A significant nationwide trial comparing two early therapies for the management of patients with sepsis, the body’s catastrophic reaction to an uncontrolled infection, was headed by Vanderbilt University Medical Center.
A vasopressor, a medication that causes the blood vessels to constrict, and/or intravenous (IV) fluids are frequently used to treat the dangerously low blood pressure that can result from sepsis. Vasopressors or IV fluids should be used as the primary treatment for sepsis-induced low blood pressure, however this question has been debatable for decades without a definitive conclusion.
In the Crystalloid Liberal or Vasopressors Early Resuscitation in Sepsis (CLOVERS) trial, investigators compared these two approaches for treating sepsis. The outcomes of the trial, which were reported in the New England Journal of Medicine, showed that survival rates were essentially comparable whether high amounts of fluid were administered during resuscitation or smaller volumes of fluid were administered when more vasopressors were used.
“Sepsis is one of the most common causes of death worldwide,” said Wesley H. Self, MD, MPH, Senior Vice President for Clinical Research at VUMC and senior author of the study. “There have never been good data to inform us on what volume of fluid we should be giving to our sickest septic patients and when we should be starting vasopressors,” he said.
“The CLOVERS trial results are important because they provide strong data showing that supporting blood pressure with either IV fluids or vasopressors can result in similar outcomes,” Self said. “To me, these results emphasize that rapidly achieving a normal blood pressure and systemic perfusion may be more important than the method used to achieve that normal blood pressure.”
The United States sees at least 1.7 million adult cases of sepsis annually, and at least 350,000 people pass away from the condition, according to the Centers for Disease Control and Prevention. Approximately one in three people who die in U.S. hospitals have sepsis.
Sepsis is just one of hundreds of acute illnesses. We should be doing the same type of research for gastrointestinal bleeds and acute respiratory failure and trauma, and not just in the hospital but in the clinic. We can’t recommend and prescribe treatments without knowing for certain how well they work. We have to compare them to see which is best.
The CLOVERS trial enrolled 1,563 adults with septic shock at 60 medical centers across the United States over about three years. The trial was designed and conducted by investigators as part of the Prevention and Early Treatment of Acute Lung Injury (PETAL) Clinical Trials Network.
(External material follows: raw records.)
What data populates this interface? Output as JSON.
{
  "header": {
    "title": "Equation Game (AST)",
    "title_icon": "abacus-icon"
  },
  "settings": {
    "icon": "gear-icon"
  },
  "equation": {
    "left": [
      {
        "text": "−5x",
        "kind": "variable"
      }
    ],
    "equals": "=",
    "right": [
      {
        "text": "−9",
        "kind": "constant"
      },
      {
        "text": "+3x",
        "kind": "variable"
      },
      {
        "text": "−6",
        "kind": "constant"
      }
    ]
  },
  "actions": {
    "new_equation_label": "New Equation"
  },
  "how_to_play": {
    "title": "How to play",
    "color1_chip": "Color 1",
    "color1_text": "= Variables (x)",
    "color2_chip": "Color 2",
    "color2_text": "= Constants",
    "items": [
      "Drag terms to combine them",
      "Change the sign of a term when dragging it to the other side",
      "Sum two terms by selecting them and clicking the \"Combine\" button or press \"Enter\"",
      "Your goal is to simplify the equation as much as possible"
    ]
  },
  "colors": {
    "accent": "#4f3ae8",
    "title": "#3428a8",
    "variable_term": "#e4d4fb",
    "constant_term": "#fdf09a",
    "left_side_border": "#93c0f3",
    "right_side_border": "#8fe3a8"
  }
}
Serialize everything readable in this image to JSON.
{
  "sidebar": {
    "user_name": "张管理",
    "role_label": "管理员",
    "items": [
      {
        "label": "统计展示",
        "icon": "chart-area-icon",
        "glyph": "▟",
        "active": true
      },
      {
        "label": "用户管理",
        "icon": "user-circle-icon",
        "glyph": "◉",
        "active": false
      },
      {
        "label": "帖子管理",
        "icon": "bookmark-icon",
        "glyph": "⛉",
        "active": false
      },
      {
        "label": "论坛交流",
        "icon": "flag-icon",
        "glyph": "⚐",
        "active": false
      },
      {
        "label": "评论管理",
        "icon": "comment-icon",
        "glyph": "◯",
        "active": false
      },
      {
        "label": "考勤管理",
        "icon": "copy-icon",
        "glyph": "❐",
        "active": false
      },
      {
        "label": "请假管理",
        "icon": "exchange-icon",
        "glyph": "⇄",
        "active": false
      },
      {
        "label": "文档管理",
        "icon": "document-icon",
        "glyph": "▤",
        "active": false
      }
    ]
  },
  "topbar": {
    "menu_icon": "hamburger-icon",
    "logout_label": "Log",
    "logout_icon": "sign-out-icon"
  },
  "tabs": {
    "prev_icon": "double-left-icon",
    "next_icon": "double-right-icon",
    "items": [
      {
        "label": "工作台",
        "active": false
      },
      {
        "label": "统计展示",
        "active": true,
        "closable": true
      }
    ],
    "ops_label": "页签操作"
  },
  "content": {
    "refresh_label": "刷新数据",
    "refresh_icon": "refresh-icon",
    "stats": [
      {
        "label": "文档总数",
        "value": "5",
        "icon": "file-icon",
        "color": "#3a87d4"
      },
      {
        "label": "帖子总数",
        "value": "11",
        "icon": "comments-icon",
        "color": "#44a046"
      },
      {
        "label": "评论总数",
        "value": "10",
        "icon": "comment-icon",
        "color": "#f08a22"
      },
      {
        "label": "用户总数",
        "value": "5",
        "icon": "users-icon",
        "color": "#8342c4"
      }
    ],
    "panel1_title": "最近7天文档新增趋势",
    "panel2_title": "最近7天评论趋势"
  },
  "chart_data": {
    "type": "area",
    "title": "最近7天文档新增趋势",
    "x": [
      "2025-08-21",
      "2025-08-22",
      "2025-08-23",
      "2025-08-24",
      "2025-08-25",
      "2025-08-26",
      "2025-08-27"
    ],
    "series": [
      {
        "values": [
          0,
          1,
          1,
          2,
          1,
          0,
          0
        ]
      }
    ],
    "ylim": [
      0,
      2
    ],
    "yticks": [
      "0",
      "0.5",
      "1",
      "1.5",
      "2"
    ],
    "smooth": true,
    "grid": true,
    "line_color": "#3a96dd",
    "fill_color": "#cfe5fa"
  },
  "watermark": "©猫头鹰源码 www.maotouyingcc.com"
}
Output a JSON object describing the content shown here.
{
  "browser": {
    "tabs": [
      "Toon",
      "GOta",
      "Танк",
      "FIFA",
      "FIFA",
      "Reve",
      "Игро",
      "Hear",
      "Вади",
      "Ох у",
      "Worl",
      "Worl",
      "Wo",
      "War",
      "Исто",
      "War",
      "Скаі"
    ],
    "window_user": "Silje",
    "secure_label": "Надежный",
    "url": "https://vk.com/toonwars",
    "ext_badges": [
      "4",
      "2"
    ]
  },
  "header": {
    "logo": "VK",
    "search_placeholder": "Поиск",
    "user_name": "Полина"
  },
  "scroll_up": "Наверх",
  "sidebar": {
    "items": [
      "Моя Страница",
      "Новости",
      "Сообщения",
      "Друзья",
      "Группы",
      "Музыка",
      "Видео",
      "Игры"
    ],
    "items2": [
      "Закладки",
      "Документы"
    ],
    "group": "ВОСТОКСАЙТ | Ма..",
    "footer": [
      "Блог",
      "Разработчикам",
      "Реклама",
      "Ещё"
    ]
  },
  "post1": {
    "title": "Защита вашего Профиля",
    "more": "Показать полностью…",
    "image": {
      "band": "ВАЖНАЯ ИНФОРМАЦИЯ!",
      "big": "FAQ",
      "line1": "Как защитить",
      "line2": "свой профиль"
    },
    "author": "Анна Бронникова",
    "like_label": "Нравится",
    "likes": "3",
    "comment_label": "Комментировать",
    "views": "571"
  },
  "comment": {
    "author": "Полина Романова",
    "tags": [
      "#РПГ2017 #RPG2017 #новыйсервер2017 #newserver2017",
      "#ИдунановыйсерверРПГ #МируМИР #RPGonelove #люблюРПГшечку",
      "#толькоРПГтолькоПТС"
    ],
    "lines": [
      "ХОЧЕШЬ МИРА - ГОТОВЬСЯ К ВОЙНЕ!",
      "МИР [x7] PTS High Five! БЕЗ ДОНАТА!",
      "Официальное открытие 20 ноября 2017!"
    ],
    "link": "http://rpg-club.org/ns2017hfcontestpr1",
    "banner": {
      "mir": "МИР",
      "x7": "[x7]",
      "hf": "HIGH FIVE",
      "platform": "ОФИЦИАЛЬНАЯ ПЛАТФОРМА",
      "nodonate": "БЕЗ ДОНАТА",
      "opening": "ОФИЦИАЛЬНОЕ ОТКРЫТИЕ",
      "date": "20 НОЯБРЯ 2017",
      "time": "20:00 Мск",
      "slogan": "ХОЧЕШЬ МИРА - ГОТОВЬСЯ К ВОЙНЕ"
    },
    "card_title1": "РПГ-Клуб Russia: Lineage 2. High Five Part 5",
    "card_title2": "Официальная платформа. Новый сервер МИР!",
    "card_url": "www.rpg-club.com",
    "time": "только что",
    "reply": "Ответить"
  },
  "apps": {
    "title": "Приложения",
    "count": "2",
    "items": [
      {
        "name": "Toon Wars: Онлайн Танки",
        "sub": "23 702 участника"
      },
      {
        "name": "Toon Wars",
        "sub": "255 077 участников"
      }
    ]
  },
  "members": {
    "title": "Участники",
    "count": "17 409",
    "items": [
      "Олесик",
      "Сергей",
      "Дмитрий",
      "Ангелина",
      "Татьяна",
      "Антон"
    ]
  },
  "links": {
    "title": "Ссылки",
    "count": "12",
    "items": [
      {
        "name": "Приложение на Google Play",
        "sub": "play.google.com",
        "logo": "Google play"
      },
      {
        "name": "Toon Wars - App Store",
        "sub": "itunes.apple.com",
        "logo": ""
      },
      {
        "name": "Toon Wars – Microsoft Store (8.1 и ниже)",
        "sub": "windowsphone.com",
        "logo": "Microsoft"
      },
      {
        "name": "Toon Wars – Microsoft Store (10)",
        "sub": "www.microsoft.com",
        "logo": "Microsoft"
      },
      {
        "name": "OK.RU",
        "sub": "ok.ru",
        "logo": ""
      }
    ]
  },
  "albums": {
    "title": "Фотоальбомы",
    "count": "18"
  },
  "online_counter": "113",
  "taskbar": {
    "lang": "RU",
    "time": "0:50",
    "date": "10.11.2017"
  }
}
In addition to Self, key VUMC investigators who helped design and run the trial were Matthew Semler, MD, MSc, and Todd Rice, MD, MSc, both in the Department of Medicine’s Division of Allergy, Pulmonary and Critical Care Medicine.
“Prior to this study, clinicians debated about whether prioritizing fluid for resuscitation or initiating vasopressor therapy earlier was best for patients with septic shock,” Rice said. “This trial demonstrates that both are acceptable treatment options and result in similar clinical outcomes. The CLOVERS trial represents the first trial to address this question in patients with septic shock, and the results are highly informative for clinicians caring for these patients,” he said.
“The two approaches that we compared in the study are common in current clinical practice, but if you had two physicians treating a patient, they might not agree on the best approach,” Semler said. “The trial aimed to determine if one of the approaches produced better outcomes than the other. It’s difficult to make progress in the treatment of sepsis. Studies over the past 30 years have evaluated new drugs to treat sepsis, but none have worked. We think optimizing the use of treatments we already have may be a key to improving outcomes for patients with sepsis.”
“VUMC’s Center for Learning Healthcare and others are pushing researchers to not just look at potential new drugs, but to compare existing treatments to understand how to best use them.”
Semler said there are still many unanswered questions about the treatment of patients with sepsis, including:
- Is it possible to personalize the amount of IV fluid given to each patient? Could it be that some patients need more and some need less?
- There are different types of fluids. Which should be used?
- What vasopressor should be used and when should it be started?
- What is the target blood pressure that should be achieved?
- Which antibiotics result in the best outcomes?
Semler said that questions like these are the focus of the Center for Learning Healthcare, which brings together clinicians, health system operations leaders and researchers to generate evidence in the course of health care delivery to continuously improve the quality, value and safety of health care offered to patients.
The specific interventions used may not have a significant impact on the outcome of sepsis treatment, and that other factors (such as the severity of the patient’s condition or the timing of treatment) may be more important.
“Sepsis is just one of hundreds of acute illnesses. We should be doing the same type of research for gastrointestinal bleeds and acute respiratory failure and trauma, and not just in the hospital but in the clinic,” Semler said. “We can’t recommend and prescribe treatments without knowing for certain how well they work. We have to compare them to see which is best.”